For further information and imagery please contact:
Rina Quinlan
Information Officer
Mammal Society
info@themammalsociety.org
02380 010981

Editors notes:

  1. Mountain hares (Lepus timidus ) and are native to Britain.
  2. Mountain hares are protected against unsustainable killing by the European Union’s Habitats Directive. However, they are now routinely culled on a large scale on many grouse moors. This practice has developed relatively recently, partly in response to the belief that it protects red grouse against the tick-borne louping ill virus and so increases the surplus of grouse to be shot at the end of the summer.  However it is known that other tick-hosts (including sheep and deer) are more important in the spread of louping ill, and that mountain hare culls are therefore unlikely to contribute to the control of the disease.
  3. The mountain hare is Britain’s only native hare and plays a vital part of the complex ecosystem of Scotland’s uplands and moorlands, including acting as an important source of prey for golden eagles, one of Scotland’s most well known birds.
  4. Mountain hares are understood to spread very slowly from one area to another, meaning culls may have significant detrimental impacts on local populations.
  5. In December 2014, Scottish Natural Heritage (SNH) along with other partners, announced the beginning of a three year study to trial methods of measuring mountain hare numbers to better inform their monitoring, how to assess their population status, and identify appropriate management measures.
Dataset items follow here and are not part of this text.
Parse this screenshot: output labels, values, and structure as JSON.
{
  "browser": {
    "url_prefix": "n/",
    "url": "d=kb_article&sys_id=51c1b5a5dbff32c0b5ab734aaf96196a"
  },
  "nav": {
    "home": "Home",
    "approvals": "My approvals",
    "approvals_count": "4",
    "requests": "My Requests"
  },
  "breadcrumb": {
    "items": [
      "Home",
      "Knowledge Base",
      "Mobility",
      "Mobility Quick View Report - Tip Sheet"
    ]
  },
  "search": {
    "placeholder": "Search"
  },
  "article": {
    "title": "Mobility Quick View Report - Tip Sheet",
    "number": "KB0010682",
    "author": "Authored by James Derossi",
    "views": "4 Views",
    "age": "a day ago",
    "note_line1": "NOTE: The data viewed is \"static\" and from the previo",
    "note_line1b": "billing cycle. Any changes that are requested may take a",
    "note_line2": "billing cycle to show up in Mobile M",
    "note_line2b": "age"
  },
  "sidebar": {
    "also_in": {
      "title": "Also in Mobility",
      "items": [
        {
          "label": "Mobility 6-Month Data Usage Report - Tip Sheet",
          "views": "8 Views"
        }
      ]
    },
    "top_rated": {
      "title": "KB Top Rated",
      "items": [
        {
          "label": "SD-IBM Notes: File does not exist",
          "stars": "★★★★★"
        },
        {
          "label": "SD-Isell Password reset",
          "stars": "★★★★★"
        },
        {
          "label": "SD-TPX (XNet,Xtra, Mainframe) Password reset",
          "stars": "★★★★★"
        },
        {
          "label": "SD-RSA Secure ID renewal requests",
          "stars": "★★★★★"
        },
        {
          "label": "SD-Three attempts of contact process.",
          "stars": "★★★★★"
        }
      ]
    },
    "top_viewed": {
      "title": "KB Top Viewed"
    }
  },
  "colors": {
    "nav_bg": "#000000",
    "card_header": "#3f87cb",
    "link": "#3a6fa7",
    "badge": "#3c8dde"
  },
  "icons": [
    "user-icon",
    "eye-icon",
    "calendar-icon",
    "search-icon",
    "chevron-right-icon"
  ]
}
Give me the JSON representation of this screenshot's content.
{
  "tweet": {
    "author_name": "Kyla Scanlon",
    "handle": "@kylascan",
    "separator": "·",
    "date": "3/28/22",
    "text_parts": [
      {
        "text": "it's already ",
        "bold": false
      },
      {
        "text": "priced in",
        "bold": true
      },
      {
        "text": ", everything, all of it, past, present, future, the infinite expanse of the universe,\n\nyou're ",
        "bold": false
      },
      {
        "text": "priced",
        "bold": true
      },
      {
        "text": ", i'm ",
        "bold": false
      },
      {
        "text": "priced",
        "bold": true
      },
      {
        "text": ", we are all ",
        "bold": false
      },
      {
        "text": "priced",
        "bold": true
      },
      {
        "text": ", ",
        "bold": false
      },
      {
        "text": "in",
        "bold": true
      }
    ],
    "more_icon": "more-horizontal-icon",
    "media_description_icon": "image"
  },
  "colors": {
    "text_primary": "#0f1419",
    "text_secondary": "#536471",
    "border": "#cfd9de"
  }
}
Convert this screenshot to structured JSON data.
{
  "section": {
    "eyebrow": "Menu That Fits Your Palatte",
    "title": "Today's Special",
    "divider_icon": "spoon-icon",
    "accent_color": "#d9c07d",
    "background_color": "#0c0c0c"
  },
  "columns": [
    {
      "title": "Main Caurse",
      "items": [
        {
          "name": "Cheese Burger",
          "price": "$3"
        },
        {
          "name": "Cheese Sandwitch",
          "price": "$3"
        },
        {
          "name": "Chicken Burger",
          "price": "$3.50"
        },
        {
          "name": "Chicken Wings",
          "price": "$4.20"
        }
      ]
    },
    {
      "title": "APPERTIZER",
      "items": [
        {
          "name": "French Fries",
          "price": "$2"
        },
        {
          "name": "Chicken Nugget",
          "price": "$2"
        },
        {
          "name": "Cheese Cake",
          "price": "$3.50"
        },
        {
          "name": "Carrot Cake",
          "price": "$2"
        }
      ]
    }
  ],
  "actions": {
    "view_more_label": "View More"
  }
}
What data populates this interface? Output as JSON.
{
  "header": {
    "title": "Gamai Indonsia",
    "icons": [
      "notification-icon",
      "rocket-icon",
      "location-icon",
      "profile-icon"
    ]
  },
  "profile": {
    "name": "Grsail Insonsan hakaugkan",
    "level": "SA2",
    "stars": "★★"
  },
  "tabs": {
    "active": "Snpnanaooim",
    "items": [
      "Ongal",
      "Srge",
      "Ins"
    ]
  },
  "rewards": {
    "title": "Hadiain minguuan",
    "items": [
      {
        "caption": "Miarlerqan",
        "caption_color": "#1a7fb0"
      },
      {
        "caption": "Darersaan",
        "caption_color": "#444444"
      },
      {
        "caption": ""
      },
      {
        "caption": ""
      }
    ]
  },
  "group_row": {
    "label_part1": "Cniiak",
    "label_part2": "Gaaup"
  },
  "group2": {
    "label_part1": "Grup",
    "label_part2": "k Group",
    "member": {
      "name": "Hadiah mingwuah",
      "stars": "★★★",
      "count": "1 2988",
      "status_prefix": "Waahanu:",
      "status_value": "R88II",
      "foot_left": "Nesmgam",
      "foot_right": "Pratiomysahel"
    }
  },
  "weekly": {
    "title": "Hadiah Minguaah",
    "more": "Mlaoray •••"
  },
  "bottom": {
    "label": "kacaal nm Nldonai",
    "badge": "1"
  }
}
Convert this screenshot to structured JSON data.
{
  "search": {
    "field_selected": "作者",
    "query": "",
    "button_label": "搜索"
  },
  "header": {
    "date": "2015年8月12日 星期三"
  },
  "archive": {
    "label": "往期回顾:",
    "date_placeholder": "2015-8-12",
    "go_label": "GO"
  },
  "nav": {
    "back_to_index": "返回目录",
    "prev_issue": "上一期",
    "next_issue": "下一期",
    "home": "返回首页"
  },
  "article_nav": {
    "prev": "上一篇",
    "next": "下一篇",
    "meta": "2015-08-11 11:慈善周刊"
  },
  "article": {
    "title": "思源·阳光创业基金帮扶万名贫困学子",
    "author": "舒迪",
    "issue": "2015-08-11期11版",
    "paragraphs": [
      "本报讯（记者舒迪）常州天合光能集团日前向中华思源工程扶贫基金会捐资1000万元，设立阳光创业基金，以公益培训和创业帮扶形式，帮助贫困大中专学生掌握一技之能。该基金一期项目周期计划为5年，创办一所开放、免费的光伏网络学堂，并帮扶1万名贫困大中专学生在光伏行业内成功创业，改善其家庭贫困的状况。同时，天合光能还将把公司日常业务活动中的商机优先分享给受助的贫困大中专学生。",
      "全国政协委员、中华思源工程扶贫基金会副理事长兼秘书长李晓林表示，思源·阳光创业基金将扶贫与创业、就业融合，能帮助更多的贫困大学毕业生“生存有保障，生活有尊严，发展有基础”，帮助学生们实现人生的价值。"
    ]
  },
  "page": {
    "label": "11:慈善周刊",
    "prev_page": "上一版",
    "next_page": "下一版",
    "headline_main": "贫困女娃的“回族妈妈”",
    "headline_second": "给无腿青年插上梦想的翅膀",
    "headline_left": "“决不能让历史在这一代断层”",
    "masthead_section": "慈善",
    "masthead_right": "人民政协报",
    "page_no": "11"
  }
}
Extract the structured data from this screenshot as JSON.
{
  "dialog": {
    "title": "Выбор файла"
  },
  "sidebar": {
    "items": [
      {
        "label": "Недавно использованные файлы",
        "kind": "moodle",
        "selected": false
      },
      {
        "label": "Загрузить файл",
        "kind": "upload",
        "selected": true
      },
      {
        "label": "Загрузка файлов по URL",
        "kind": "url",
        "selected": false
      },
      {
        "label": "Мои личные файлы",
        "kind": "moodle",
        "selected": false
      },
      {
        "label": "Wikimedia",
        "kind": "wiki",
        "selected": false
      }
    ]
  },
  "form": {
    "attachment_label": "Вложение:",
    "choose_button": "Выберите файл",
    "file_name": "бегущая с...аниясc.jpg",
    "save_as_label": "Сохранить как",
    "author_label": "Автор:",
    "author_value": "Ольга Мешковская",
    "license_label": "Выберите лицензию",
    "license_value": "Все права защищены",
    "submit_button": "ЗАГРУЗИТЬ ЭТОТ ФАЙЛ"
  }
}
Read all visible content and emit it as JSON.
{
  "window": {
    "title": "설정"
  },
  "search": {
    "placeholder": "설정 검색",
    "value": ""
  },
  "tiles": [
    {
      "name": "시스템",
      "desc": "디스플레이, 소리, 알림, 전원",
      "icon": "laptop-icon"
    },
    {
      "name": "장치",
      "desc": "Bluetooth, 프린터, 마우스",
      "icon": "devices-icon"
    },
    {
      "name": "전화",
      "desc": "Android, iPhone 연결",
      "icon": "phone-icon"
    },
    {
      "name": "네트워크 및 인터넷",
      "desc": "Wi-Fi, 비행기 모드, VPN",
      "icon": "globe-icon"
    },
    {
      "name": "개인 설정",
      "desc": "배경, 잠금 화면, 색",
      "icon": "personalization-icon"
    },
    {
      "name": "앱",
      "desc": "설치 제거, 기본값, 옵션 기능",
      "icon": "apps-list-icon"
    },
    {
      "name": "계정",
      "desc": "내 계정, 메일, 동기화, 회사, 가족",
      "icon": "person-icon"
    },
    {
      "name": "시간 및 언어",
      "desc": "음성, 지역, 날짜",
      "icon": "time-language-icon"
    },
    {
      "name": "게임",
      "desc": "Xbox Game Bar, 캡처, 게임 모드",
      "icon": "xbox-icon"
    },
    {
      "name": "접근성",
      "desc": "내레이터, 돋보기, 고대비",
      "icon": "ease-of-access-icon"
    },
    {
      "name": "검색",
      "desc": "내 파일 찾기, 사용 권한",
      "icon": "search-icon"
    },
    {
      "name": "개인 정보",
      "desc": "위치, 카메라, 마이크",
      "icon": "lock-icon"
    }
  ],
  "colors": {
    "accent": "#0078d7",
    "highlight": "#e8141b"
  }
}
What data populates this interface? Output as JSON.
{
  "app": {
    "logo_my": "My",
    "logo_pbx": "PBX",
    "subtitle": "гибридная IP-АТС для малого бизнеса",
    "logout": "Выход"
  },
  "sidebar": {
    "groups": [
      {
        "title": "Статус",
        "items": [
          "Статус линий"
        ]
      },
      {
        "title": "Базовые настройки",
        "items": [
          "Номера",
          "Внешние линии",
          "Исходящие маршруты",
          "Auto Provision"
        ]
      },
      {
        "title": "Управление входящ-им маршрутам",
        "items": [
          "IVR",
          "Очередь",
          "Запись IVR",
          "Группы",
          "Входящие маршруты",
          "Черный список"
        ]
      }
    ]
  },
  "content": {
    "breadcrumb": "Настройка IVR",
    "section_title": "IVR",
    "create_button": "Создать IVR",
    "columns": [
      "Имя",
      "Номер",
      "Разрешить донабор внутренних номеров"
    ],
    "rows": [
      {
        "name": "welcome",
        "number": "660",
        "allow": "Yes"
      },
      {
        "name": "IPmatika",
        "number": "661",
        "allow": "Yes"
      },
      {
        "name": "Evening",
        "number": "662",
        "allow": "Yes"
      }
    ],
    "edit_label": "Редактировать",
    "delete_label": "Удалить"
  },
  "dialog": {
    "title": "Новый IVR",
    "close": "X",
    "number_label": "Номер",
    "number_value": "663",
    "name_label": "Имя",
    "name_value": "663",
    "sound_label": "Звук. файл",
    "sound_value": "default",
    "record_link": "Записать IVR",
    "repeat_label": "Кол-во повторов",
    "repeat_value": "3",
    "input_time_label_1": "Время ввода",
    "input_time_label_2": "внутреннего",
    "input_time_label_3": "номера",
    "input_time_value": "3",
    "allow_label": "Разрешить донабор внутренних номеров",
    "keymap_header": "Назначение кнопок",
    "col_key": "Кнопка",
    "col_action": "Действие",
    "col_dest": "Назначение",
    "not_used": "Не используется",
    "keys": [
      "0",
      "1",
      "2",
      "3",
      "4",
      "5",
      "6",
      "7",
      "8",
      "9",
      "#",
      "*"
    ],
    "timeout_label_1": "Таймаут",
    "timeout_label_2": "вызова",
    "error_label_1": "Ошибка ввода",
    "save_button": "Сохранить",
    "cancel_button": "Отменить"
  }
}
As part of this, SNH called for a voluntary restraint of large scale mountain hare culls on grouse moors.
  6. The Mammal Society works at the interface of science, policy making and practice.  As the only society with an interest in all British mammals, its mission is to provide the scientific evidence-base for effective conservation and management.
  7. The Mammal Society is currently conducting the official review of the conservation status and population size of British mammals for the English, Scottish and Welsh governments.  The Mammal Atlas, which tracks the change in mammal distribution over the last 20 years will be launched in October 2017 followed by a Red List of British Mammals highlighting the species most at risk of extinction or critical decline in the UK.

1 comment to Mammal Society joins appeal to safeguard mountain hare populations in Scotland

  • Thorbjorn Odinsberg

    brown hares were introduced by the Romans, Rabbits by the Normans and Mountain Hares in the Peak district are an introduction too!